A lot of the skills that an electrician applies every day are directly applicable to network cable installation. But there are differences, and that’s what I will be covering in this article.
Network Cable is Delicate
Network cabling is lighter gauge. Any kind of rough handling has the potential to damage the cable before you’ve even installed it.
CAT5e or CAT6 cable has 4 pairs of thin copper wires. Damage to any of those 8 wires renders the cable unusable. Do not exceed 20% of the maximum cable strength when installing (or at any other time for that matter).
You need to pay careful attention to the minimum bend radius for the cable type you are using. The cabling may well be okay when it’s finally installed, but if it has been bent too sharply during installation the damage may have already been done.
Minimum bend radius differs with each type of cable, but for most multi-core cables, don’t bend tighter than 10 times the cable diameter.
Bending cable in order to pass it through a confined space is a no no. Better to cable pull, and then cut off the length of cable used to anchor the string.
As always, your cable manufacturer/supplier will be able to tell you exactly what the minimum bend radius is.
Network cable insulation is much more delicate than regular electrical cable and any nicks, cuts, scuffing etc. will affect the quality of the final signal, an important characteristic of the finished installation. If you need to lubricate a trackway check with the cable manufacturer/supplier for the correct lubricant. If the supplier doesn’t know what you are talking about when asked, get another supplier.
Check the fire regulation to ensure that the cable insulation is sufficient for your installation.
Network cables are sensitive to electrical interference, keep them well away from any source of electrical noise, transformers, motors, lighting ballasts, and if at all possible don’t run them next to mains cables.

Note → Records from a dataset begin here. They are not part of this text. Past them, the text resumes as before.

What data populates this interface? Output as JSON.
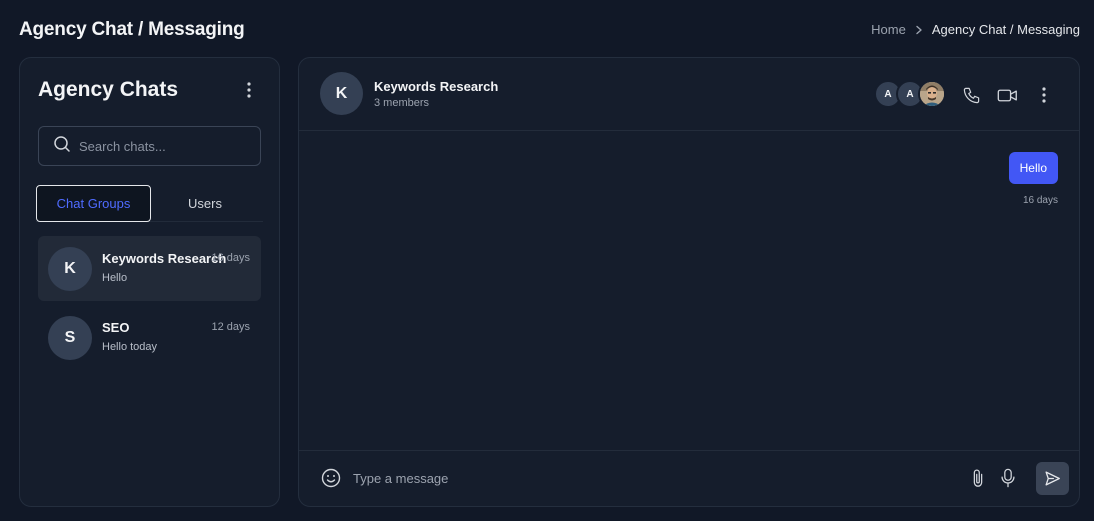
{
  "page": {
    "title": "Agency Chat / Messaging"
  },
  "breadcrumb": {
    "home": "Home",
    "current": "Agency Chat / Messaging"
  },
  "sidebar": {
    "title": "Agency Chats",
    "search_placeholder": "Search chats...",
    "tabs": [
      {
        "label": "Chat Groups",
        "active": true
      },
      {
        "label": "Users",
        "active": false
      }
    ],
    "chats": [
      {
        "initial": "K",
        "name": "Keywords Research",
        "time": "16 days",
        "preview": "Hello",
        "selected": true
      },
      {
        "initial": "S",
        "name": "SEO",
        "time": "12 days",
        "preview": "Hello today",
        "selected": false
      }
    ]
  },
  "conversation": {
    "initial": "K",
    "name": "Keywords Research",
    "members_label": "3 members",
    "member_initials": [
      "A",
      "A"
    ],
    "messages": [
      {
        "text": "Hello",
        "time": "16 days",
        "outgoing": true
      }
    ],
    "composer_placeholder": "Type a message"
  },
  "icons": {
    "more": "more-vertical-icon",
    "search": "search-icon",
    "phone": "phone-icon",
    "video": "video-icon",
    "emoji": "smile-icon",
    "attach": "paperclip-icon",
    "mic": "microphone-icon",
    "send": "send-icon",
    "chevron": "chevron-right-icon"
  },
  "colors": {
    "accent": "#4257f5",
    "background": "#111827",
    "panel": "#151d2c",
    "avatar": "#344054"
  }
}
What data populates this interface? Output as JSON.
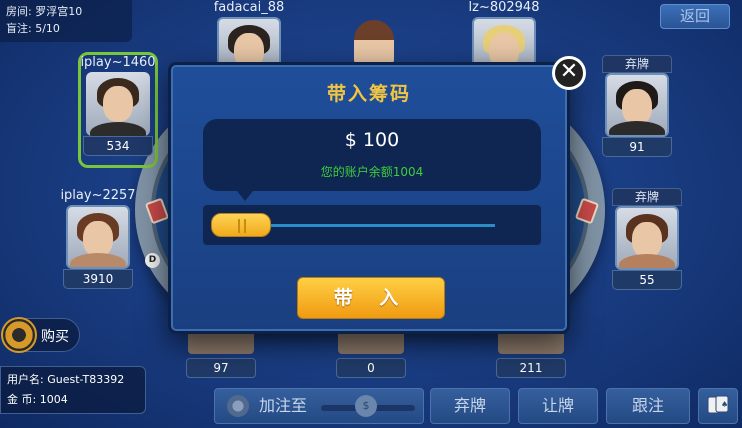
{
  "room": {
    "room_label": "房间: 罗浮宫10",
    "blinds_label": "盲注: 5/10"
  },
  "back_label": "返回",
  "seats": [
    {
      "name": "iplay~1460",
      "chips": "534"
    },
    {
      "name": "fadacai_88",
      "chips": ""
    },
    {
      "name": "lz~802948",
      "chips": ""
    },
    {
      "name": "iplay~2257",
      "chips": "3910"
    },
    {
      "name": "",
      "chips": "91",
      "tag": "弃牌"
    },
    {
      "name": "",
      "chips": "55",
      "tag": "弃牌"
    },
    {
      "name": "",
      "chips": "97"
    },
    {
      "name": "",
      "chips": "0"
    },
    {
      "name": "",
      "chips": "211"
    }
  ],
  "dealer_label": "D",
  "buy_label": "购买",
  "user": {
    "username_label": "用户名:",
    "username": "Guest-T83392",
    "gold_label": "金 币:",
    "gold": "1004"
  },
  "actions": {
    "raise_label": "加注至",
    "raise_knob": "$",
    "fold_label": "弃牌",
    "check_label": "让牌",
    "call_label": "跟注"
  },
  "modal": {
    "title": "带入筹码",
    "close_symbol": "✕",
    "amount": "$ 100",
    "balance": "您的账户余额1004",
    "slider_value": 0.0,
    "confirm_label": "带 入"
  }
}
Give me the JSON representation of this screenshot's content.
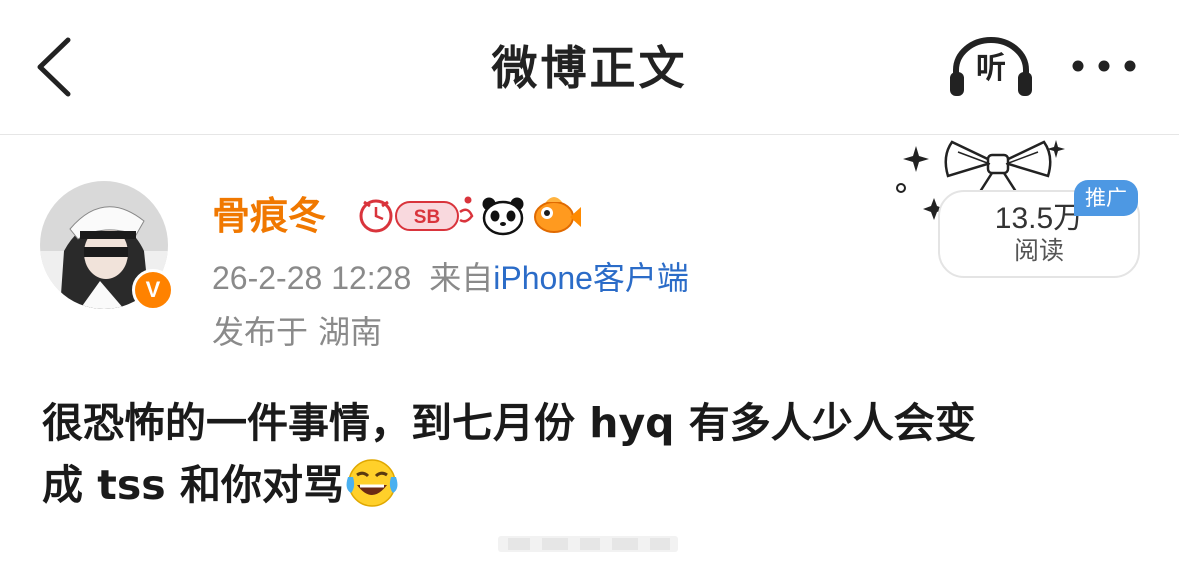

Pay careful attention to firebreaks and seal gaps with appropriate materials. But, as an electrician, you already know all about fire regs and the like.
Terminate the cables correctly, don’t leave any pairs untwisted and make sure all the crimps are secure. If the cable isn’t terminated correctly it will NOT work properly.
A lot of electricians don’t label things enough. That’s can be okay when installing power cables in a domestic setting. So long as a power outlet works then the householder or building contractor is unlikely to care whether it is labelled or not.
In a networking context, labelling is absolutely vital. Each cable run must be labelled carefully, at both ends. You are likely to have a large number of cables and it’s very easy to get things mixed up. A label printer really helps, they don’t cost much, and if you plan carefully you can pre-print the labels before you go on site.
We sell a lot of cable locators because a cable installer has dumped a bunch of cables on the floor without a label between them, on either end.
The eventual user of the network has to know which cable ties up to which outlet. Configuring even a relatively small network without proper labelling is a nightmare.
Labelling is very important and will be expanded upon in a dedicated article in this series.
Test: if it’s worth building, it’s worth testing
Another major difference between regular electrical work and network cable installation is testing. Many electricians don’t test their installations in any kind of systematic way.
The bigger the job, the more important cable testing is likely to be. In fact, on even medium sized jobs, you will find that strict international standards have to be tested against. And extensive reports produced for every cable you install.
Testing will have a dedicated article all to itself later on in the series.
As you can see, there are a number of differences between regular electrical work and network cable installation. The differences don’t provide huge barriers to overcome, but you should keep them in mind when bidding on jobs.